Dies ergibt sich zum einen in der Sache schon daraus, dass bzgl. des geltend gemachten Tatvorwurfs, dass auch die Verfügungsklägerin und die übrigen Verfügungswiderbeklagten für die Zuweisung von Untersuchungsproben in ihr Labor eine umsatzbezogene Rückvergütung (= Prämie) zahlen würden, widerstreitende eidesstattliche Versicherungen vorgelegt worden sind. So liegen einerseits die eidesstattlichen Versicherungen der Frau K. K., des Dr.

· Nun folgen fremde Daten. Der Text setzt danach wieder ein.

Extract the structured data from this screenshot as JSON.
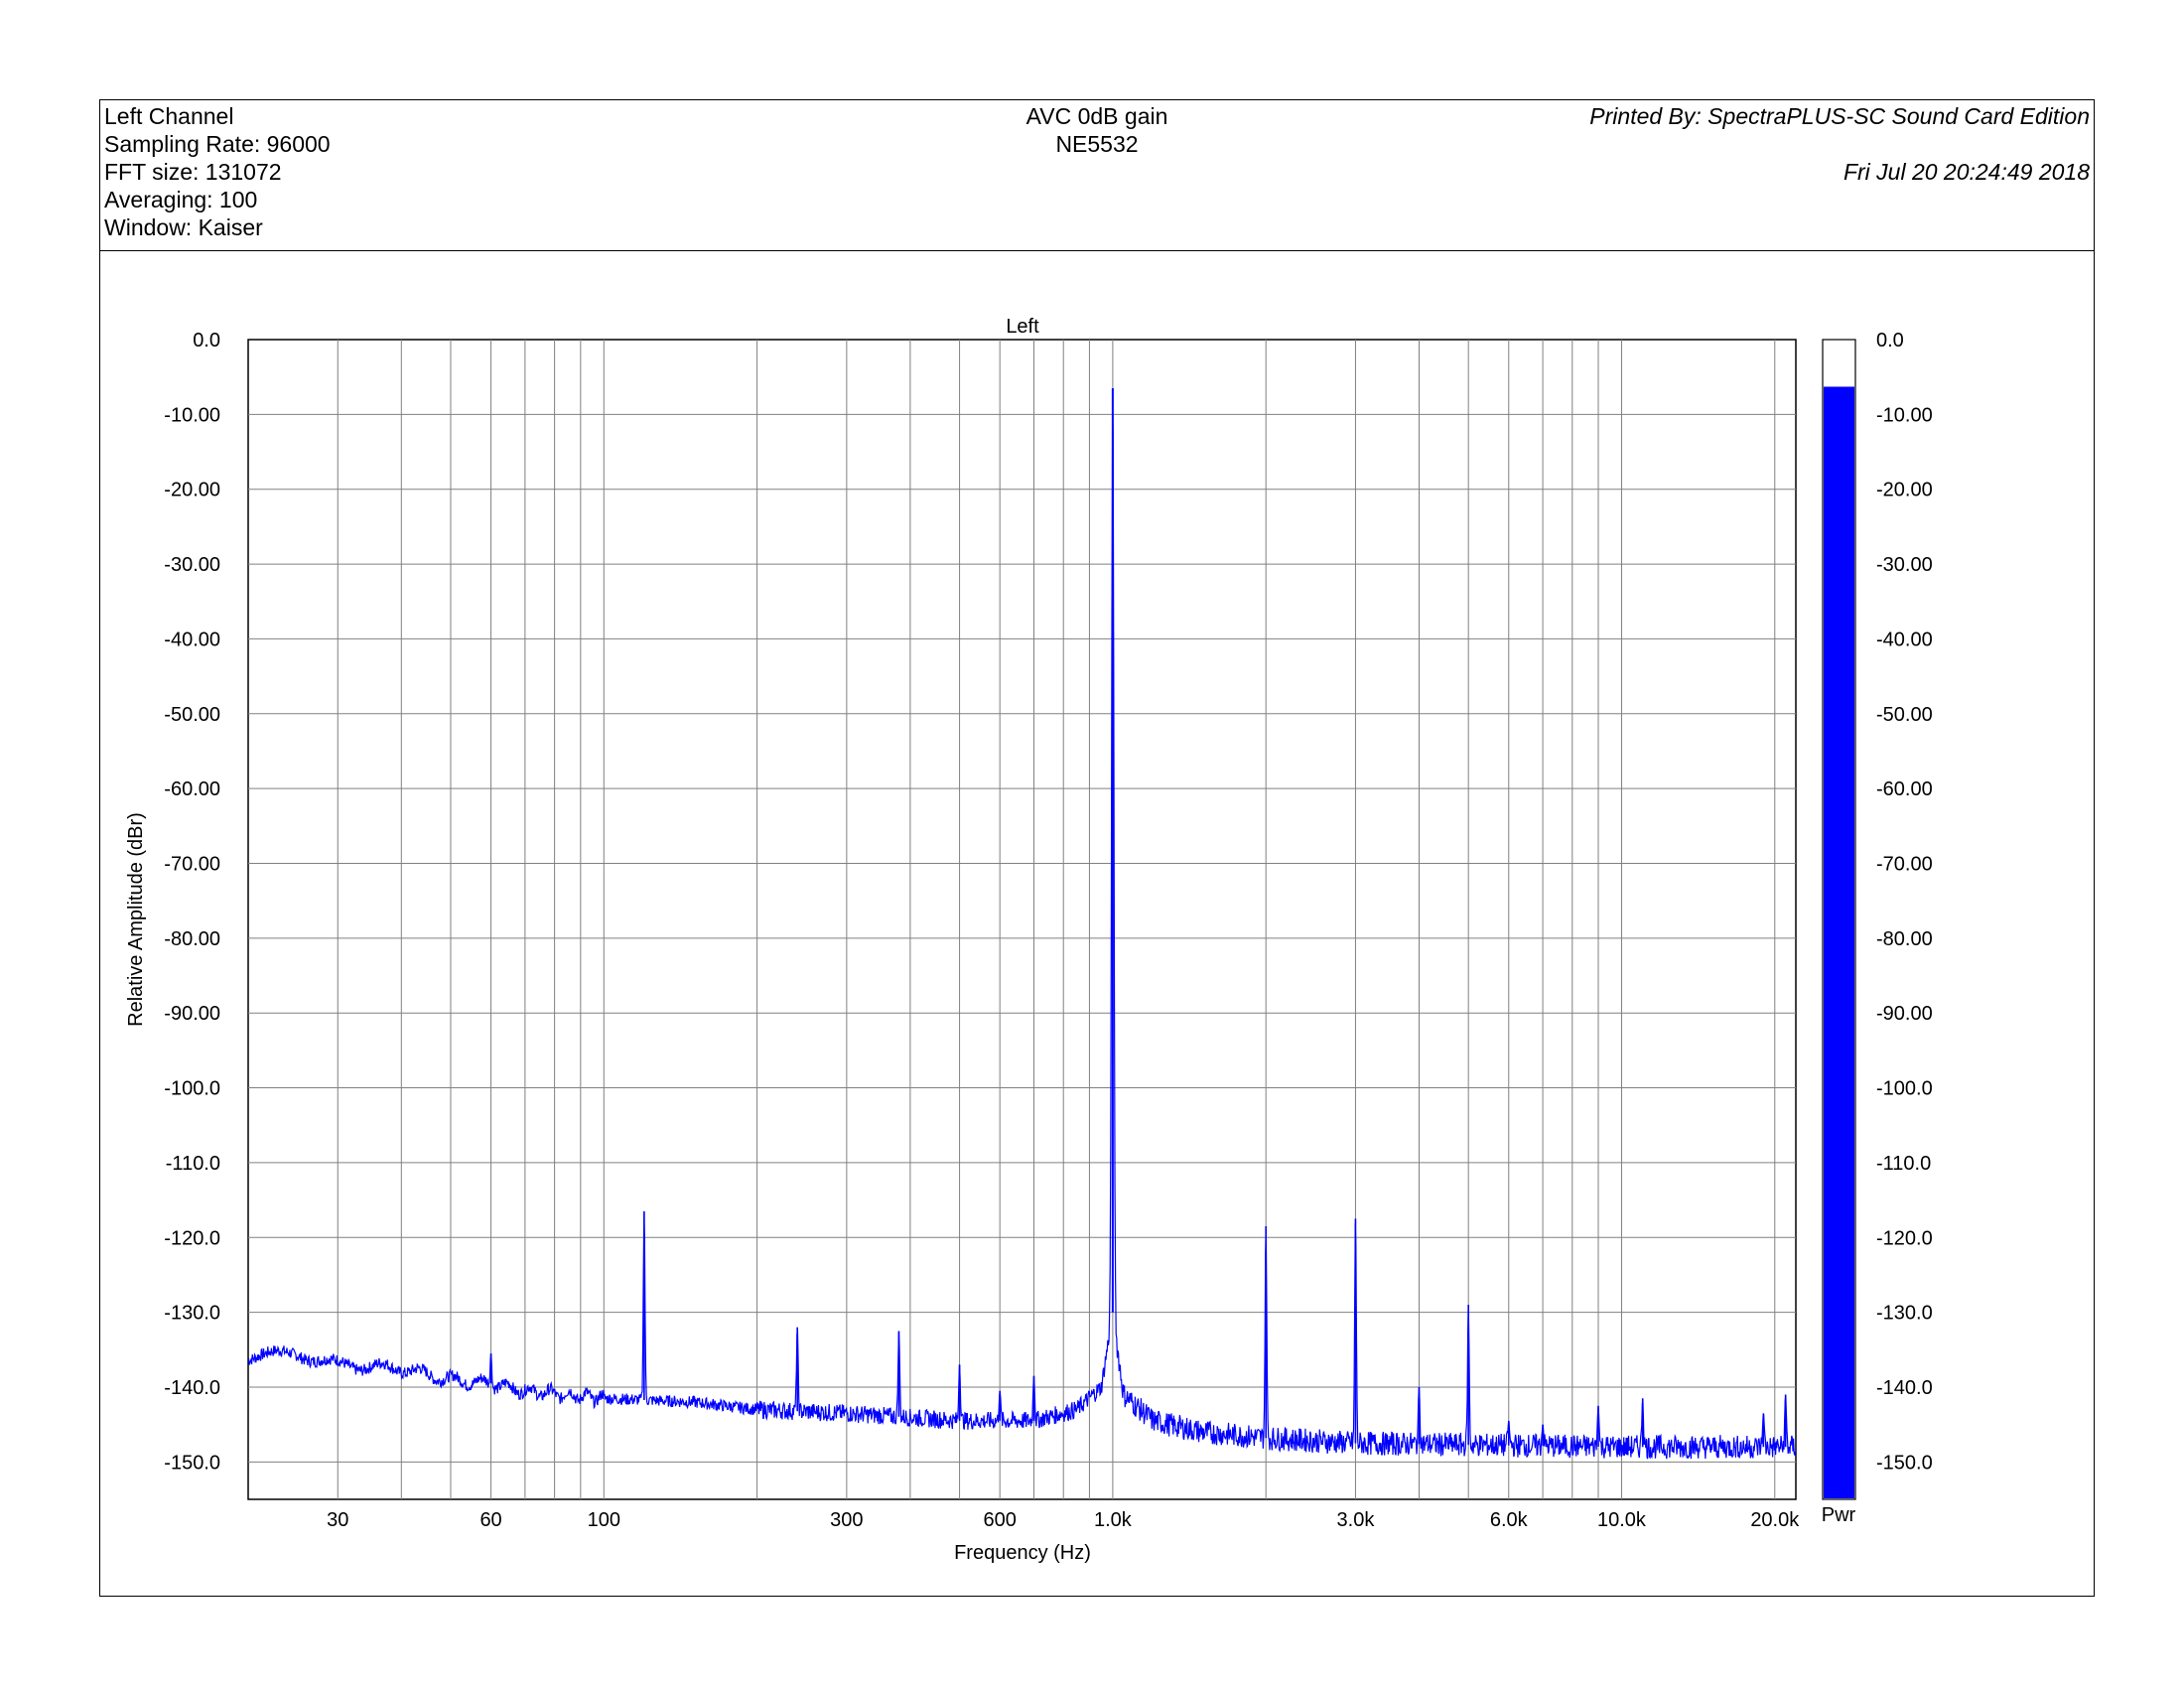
{
  "header": {
    "left": [
      "Left Channel",
      "Sampling Rate: 96000",
      "FFT size: 131072",
      "Averaging: 100",
      "Window: Kaiser"
    ],
    "center": [
      "AVC 0dB gain",
      "NE5532"
    ],
    "printed_by": "Printed By: SpectraPLUS-SC Sound Card Edition",
    "timestamp": "Fri Jul 20 20:24:49 2018"
  },
  "colors": {
    "trace": "#0000ff",
    "grid": "#808080",
    "meter_fill": "#0000ff"
  },
  "meter": {
    "label": "Pwr",
    "level_dbr": -6.3,
    "ticks": [
      "0.0",
      "-10.00",
      "-20.00",
      "-30.00",
      "-40.00",
      "-50.00",
      "-60.00",
      "-70.00",
      "-80.00",
      "-90.00",
      "-100.0",
      "-110.0",
      "-120.0",
      "-130.0",
      "-140.0",
      "-150.0"
    ]
  },
  "chart_data": {
    "type": "line",
    "title": "Left",
    "xlabel": "Frequency (Hz)",
    "ylabel": "Relative Amplitude (dBr)",
    "xscale": "log",
    "xlim": [
      20,
      22000
    ],
    "ylim": [
      -155,
      0
    ],
    "grid": true,
    "x_tick_labels": [
      {
        "f": 30,
        "label": "30"
      },
      {
        "f": 60,
        "label": "60"
      },
      {
        "f": 100,
        "label": "100"
      },
      {
        "f": 300,
        "label": "300"
      },
      {
        "f": 600,
        "label": "600"
      },
      {
        "f": 1000,
        "label": "1.0k"
      },
      {
        "f": 3000,
        "label": "3.0k"
      },
      {
        "f": 6000,
        "label": "6.0k"
      },
      {
        "f": 10000,
        "label": "10.0k"
      },
      {
        "f": 20000,
        "label": "20.0k"
      }
    ],
    "y_ticks": [
      {
        "v": 0,
        "label": "0.0"
      },
      {
        "v": -10,
        "label": "-10.00"
      },
      {
        "v": -20,
        "label": "-20.00"
      },
      {
        "v": -30,
        "label": "-30.00"
      },
      {
        "v": -40,
        "label": "-40.00"
      },
      {
        "v": -50,
        "label": "-50.00"
      },
      {
        "v": -60,
        "label": "-60.00"
      },
      {
        "v": -70,
        "label": "-70.00"
      },
      {
        "v": -80,
        "label": "-80.00"
      },
      {
        "v": -90,
        "label": "-90.00"
      },
      {
        "v": -100,
        "label": "-100.0"
      },
      {
        "v": -110,
        "label": "-110.0"
      },
      {
        "v": -120,
        "label": "-120.0"
      },
      {
        "v": -130,
        "label": "-130.0"
      },
      {
        "v": -140,
        "label": "-140.0"
      },
      {
        "v": -150,
        "label": "-150.0"
      }
    ],
    "series": [
      {
        "noise_floor": [
          {
            "f": 20,
            "db": -136
          },
          {
            "f": 25,
            "db": -135.5
          },
          {
            "f": 30,
            "db": -137
          },
          {
            "f": 40,
            "db": -137.5
          },
          {
            "f": 50,
            "db": -139
          },
          {
            "f": 60,
            "db": -139.5
          },
          {
            "f": 70,
            "db": -140.5
          },
          {
            "f": 100,
            "db": -141.5
          },
          {
            "f": 150,
            "db": -142
          },
          {
            "f": 200,
            "db": -143
          },
          {
            "f": 300,
            "db": -143.5
          },
          {
            "f": 500,
            "db": -144.5
          },
          {
            "f": 700,
            "db": -144.5
          },
          {
            "f": 850,
            "db": -143
          },
          {
            "f": 950,
            "db": -140
          },
          {
            "f": 1000,
            "db": -130
          },
          {
            "f": 1050,
            "db": -141
          },
          {
            "f": 1200,
            "db": -144.5
          },
          {
            "f": 1500,
            "db": -146
          },
          {
            "f": 2000,
            "db": -146.8
          },
          {
            "f": 3000,
            "db": -147.5
          },
          {
            "f": 10000,
            "db": -148
          },
          {
            "f": 22000,
            "db": -148
          }
        ],
        "peaks": [
          {
            "f": 60,
            "db": -135.5
          },
          {
            "f": 120,
            "db": -116.5
          },
          {
            "f": 240,
            "db": -132
          },
          {
            "f": 380,
            "db": -132.5
          },
          {
            "f": 500,
            "db": -137
          },
          {
            "f": 600,
            "db": -140.5
          },
          {
            "f": 700,
            "db": -138.5
          },
          {
            "f": 1000,
            "db": -6.5
          },
          {
            "f": 2000,
            "db": -118.5
          },
          {
            "f": 3000,
            "db": -117.5
          },
          {
            "f": 4000,
            "db": -140
          },
          {
            "f": 5000,
            "db": -129
          },
          {
            "f": 6000,
            "db": -144.5
          },
          {
            "f": 7000,
            "db": -145
          },
          {
            "f": 9000,
            "db": -142.5
          },
          {
            "f": 11000,
            "db": -141.5
          },
          {
            "f": 19000,
            "db": -143.5
          },
          {
            "f": 21000,
            "db": -141
          }
        ]
      }
    ]
  }
}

R. K. und des A. Ko. vor, welche für eine solche Vorgehensweise sprechen könnten, andererseits hat das Gericht die von der Verfügungsklägerin vorgelegten eidesstattlichen Versicherungen des J. B. und des Dr. med. B. Sch. (AS 12 und AS 13) zur Kenntnis zu nehmen (Bl. 131 bis 134 GA). Diese eidesstattlichen Versicherungen sprechen gegen die Annahme einer umsatzbezogenen Rückvergütung bzw. Prämienzahlung an Ärzte und gegen die Feststellung einer dementsprechenden Zusage durch die Verfügungsklägerin und die übrigen Verfügungswiderbeklagten. Bei diesem widerstreitenden Beweisergebnis im Zusammenhang mit den vorgelegten eidesstattlichen Versicherungen ist eine gesicherte Grundlage für den Erlass einer Gegen-einstweiligen Verfügung gegen die Verfügungsklägerin und die übrigen Verfügungswiderbeklagten nicht gegeben.

51

Hinzu kommt die Tatsache, dass die Kammer sich der in der Literatur und Rechtsprechung herrschenden - wenngleich nicht unbestrittenen- Auffassung anschließt, wonach im Verfahren der einstweiligen Verfügung ein Gegenantrag auf Anordnung einer einstweiligen Verfügung grundsätzlich unzulässig ist (vgl. Thomas/Putzo/Reichholt, ZPO, 27. Aufl., § 922 Rn. 2; vgl. Baumbach/Lauterbach/Hartmann, ZPO, 60. Aufl., § 922 Rn. 16 a.E.). Denn für eine Unzulässigkeit eines solchen „widerklagend“ gestellten Antrags auf Erlass einer einstweiligen Verfügung gegen die Verfügungsklägerin spricht die Tatsache, dass ein solcher Gegenantrag in einer späteren Verfahrensphase eines bereits anhängigen Verfahrens der einstweiligen Verfügung geltend gemacht wird und daher geeignet sein kann, durch die spätere Geltendmachung den Gegner zu überrumpeln (so ausdrücklich: Baumbach/Lauterbach/Hartmann a.a.O.). Aus diesem Grund bestehen durchgreifende Bedenken gegen die Zulässigkeit einer solchen „Gegen-einstweiligen Verfügung“ gegen die Verfügungsklägerin.

52

Die Kostenentscheidung folgt aus § 92 Abs. 1 ZPO.

53

Die Entscheidung über die vorläufige Vollstreckbarkeit folgt aus §§ 708 Nr. 6 und Nr. 11 sowie 711 Satz 1 ZPO.

54

Der Streitwert beträgt 100.000,-- €.